Barry A E, Howman E V, Cancilla M R, Saffery R, Choo K H
The Murdoch Institute, Royal Children's Hospital, Flemington Road, Parkville 3052, Australia.
Hum Mol Genet. 1999 Feb;8(2):217-27. doi: 10.1093/hmg/8.2.217.
We previously described the cloning of an 80 kb DNA corresponding to the core protein-binding domain of a human chromosome 10-derived neocentromere. Here we report the complete sequence of this DNA (designated NC DNA) and its detailed structural analysis. The sequence is devoid of human centromeric alpha-satellite DNA and the pericentric beta- and gamma-satellites, the ATRS and 48 bp repeat DNA. One copy of a sequence that is related to the CENPB box motif is present, and a number of copies of other pericentric sequences including pJalpha and classical satellites I and III are present but both their relative sparsity and non-tandem organization suggest that each sequence, on its own, is unlikely to mimic any role the sequence may have in the normal centromere. The DNA-binding motifs of the architectural and regulatory proteins HMGI and topoII have a normal abundance and random distribution, implying that these sequences are not key functional elements. The total A + T content of the sequence is not notably different from that of the human genome, but an abundance of AT-rich islands and a biased distribution of these islands within the NC sequence are clearlydiscernible and may be functionally significant. Substantial amounts of transposable elements and low copy number tandem repeats, including several that are highly AT- and purine-rich, are also present and may act as functional elements. One of the AT-rich tandemrepeats (AT28) may form interesting structures and is described in detail. The defined features show only a loose resemblance to the structures of known centromeres, highlighting the possibility that, rather than a conserved primary sequence, it is the overallcomposition and distribution patterns of various unknown functional elements, or any 'ordinary' DNA under appropriate epigenetic influences, that determine centromere formation and function. This is the firstdetailed analysis of a neocentromere DNA and provides a basis for comparison against future sequences.

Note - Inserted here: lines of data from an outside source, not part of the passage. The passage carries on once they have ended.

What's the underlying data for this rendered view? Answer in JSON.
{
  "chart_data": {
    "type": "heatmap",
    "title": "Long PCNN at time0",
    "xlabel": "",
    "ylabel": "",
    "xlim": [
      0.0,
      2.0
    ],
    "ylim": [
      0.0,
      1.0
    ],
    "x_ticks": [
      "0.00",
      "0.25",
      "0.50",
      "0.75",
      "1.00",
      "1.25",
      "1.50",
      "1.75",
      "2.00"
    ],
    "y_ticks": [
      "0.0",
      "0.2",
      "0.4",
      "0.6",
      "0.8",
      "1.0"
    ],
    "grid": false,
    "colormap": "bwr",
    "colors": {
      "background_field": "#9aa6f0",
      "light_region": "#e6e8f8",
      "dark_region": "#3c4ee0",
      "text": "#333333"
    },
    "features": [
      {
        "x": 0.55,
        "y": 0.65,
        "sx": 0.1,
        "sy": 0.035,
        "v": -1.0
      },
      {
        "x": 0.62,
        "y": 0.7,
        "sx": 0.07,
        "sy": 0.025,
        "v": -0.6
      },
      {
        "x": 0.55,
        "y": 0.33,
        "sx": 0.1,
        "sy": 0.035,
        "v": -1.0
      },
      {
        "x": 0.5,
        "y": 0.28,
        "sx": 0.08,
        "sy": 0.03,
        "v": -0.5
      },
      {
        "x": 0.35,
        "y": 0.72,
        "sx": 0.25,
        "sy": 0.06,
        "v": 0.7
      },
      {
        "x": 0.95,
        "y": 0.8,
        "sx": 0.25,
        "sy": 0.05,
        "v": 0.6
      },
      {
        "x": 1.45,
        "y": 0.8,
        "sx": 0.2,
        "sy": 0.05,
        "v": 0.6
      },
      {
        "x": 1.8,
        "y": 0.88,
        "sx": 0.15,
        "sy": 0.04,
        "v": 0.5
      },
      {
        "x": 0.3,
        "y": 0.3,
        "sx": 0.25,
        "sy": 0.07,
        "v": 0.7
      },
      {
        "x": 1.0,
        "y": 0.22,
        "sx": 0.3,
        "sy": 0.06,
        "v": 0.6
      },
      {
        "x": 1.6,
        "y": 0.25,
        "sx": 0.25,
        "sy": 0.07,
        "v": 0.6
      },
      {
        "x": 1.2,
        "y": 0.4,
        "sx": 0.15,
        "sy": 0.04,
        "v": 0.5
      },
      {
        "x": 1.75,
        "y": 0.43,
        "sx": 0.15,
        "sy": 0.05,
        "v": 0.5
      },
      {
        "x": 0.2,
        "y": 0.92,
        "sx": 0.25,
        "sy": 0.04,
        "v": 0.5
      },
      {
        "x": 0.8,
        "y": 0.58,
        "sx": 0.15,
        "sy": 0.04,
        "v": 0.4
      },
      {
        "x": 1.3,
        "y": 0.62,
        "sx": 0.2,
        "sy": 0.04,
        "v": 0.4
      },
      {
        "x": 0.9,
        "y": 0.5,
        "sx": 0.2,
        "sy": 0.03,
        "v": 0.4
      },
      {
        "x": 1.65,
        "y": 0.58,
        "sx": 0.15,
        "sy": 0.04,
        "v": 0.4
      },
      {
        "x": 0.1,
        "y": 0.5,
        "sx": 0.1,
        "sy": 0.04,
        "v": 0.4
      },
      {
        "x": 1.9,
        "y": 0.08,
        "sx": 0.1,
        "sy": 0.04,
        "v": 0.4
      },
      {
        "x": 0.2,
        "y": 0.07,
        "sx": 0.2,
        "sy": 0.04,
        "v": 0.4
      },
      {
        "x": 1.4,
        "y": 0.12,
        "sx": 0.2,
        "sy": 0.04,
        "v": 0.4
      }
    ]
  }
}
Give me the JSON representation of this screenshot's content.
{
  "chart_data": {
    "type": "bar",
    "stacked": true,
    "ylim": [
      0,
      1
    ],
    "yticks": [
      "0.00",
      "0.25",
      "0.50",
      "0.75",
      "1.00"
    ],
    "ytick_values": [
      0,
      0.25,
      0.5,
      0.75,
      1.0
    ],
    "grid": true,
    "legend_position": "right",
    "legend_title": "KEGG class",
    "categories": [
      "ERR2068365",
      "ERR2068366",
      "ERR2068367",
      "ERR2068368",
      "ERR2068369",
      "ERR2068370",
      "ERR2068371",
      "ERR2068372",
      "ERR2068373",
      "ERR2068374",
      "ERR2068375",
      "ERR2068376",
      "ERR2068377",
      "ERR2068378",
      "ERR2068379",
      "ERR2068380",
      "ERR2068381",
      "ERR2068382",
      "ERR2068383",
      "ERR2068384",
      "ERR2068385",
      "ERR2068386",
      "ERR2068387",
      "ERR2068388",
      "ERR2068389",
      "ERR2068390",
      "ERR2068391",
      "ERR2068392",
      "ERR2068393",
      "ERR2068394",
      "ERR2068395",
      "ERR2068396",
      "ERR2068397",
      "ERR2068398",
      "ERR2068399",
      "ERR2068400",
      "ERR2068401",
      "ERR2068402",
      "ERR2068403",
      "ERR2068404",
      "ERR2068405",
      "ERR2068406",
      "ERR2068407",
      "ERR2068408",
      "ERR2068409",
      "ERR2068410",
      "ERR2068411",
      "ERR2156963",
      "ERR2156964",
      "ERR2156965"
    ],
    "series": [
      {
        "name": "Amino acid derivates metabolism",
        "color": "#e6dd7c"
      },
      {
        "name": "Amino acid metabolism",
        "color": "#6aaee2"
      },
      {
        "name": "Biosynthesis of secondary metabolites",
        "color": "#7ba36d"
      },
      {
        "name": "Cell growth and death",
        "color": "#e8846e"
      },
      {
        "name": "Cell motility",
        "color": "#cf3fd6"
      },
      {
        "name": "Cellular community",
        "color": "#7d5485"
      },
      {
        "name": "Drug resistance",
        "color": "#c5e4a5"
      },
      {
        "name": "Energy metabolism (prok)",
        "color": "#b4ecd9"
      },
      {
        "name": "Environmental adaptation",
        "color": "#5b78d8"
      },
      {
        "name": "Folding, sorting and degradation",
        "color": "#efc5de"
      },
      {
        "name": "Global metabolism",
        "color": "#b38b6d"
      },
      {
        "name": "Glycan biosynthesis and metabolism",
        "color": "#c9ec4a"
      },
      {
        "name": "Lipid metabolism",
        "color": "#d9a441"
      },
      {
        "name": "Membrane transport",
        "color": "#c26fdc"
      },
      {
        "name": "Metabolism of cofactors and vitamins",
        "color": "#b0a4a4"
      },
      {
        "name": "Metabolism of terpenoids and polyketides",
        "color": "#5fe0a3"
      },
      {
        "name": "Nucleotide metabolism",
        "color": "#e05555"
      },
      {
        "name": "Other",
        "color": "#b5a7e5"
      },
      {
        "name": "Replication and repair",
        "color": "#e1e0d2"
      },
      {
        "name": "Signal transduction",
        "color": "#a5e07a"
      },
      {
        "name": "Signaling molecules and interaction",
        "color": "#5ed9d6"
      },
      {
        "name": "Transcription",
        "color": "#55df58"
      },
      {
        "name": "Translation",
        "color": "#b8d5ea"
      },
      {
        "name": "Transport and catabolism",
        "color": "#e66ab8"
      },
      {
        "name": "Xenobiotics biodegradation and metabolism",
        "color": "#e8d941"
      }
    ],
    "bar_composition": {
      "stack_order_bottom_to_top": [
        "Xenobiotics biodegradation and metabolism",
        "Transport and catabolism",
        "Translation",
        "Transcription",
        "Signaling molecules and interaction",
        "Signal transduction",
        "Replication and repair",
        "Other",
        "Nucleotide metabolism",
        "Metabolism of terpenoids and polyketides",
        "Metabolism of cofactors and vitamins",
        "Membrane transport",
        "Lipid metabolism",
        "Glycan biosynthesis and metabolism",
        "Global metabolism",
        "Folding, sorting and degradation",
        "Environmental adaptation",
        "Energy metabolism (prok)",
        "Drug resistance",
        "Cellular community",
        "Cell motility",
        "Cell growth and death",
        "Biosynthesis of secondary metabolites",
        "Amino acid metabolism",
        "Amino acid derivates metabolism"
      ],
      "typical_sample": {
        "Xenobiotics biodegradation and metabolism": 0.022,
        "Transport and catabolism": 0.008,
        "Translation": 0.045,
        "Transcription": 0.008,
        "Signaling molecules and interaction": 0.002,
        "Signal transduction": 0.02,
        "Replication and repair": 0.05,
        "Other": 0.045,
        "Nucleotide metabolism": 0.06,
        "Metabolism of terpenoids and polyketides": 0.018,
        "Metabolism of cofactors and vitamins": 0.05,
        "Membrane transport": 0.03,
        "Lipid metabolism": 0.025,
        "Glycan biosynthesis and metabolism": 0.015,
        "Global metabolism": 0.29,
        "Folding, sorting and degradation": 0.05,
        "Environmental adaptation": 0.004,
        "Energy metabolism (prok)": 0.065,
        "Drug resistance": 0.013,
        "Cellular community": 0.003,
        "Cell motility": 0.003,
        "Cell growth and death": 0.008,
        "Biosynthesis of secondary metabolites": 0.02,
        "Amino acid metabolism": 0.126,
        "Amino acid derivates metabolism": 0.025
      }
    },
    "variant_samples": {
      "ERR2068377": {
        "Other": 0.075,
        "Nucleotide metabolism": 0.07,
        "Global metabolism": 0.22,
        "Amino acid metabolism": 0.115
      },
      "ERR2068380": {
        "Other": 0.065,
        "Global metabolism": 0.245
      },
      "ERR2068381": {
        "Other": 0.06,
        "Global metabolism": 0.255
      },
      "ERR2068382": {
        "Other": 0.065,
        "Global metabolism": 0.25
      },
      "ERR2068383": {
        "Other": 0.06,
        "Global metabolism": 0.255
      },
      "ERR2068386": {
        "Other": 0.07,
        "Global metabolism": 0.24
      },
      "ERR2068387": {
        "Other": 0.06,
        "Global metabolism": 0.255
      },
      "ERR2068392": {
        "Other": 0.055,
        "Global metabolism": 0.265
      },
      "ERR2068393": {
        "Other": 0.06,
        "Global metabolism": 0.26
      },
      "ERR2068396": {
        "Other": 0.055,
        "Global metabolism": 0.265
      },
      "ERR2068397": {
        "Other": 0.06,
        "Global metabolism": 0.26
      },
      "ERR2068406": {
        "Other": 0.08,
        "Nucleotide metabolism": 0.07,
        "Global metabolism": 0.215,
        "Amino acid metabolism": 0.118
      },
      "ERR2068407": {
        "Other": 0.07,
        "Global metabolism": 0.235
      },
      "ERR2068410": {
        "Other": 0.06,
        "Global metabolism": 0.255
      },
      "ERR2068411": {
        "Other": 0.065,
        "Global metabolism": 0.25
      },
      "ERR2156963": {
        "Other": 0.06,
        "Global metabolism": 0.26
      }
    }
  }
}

我们之前描述了对应于源自人类10号染色体的新着丝粒核心蛋白结合结构域的80 kb DNA的克隆。在此,我们报告该DNA(命名为NC DNA)的完整序列及其详细的结构分析。该序列缺乏人类着丝粒α卫星DNA以及着丝粒周围的β和γ卫星、ATRS和48 bp重复DNA。存在一个与CENPB框基序相关的序列拷贝,还存在一些其他着丝粒周围序列的拷贝,包括pJα以及经典卫星I和III,但它们相对稀少且非串联排列表明,每个序列本身不太可能模拟其在正常着丝粒中可能具有的任何作用。结构和调节蛋白HMGI和拓扑异构酶II的DNA结合基序具有正常丰度和随机分布,这意味着这些序列不是关键功能元件。该序列的总A + T含量与人类基因组的总A + T含量没有显著差异,但明显可辨别出大量富含AT的岛以及这些岛在NC序列内的偏向分布,这可能具有功能意义。还存在大量转座元件和低拷贝数串联重复序列,包括几个高度富含AT和嘌呤的序列,它们可能作为功能元件起作用。其中一个富含AT的串联重复序列(AT28)可能形成有趣的结构,并将进行详细描述。所确定的特征与已知着丝粒的结构仅存在松散的相似性,这突出了一种可能性,即决定着丝粒形成和功能的不是保守的一级序列,而是各种未知功能元件的整体组成和分布模式,或者是在适当表观遗传影响下的任何“普通”DNA。这是对新着丝粒DNA的首次详细分析,并为与未来序列进行比较提供了基础。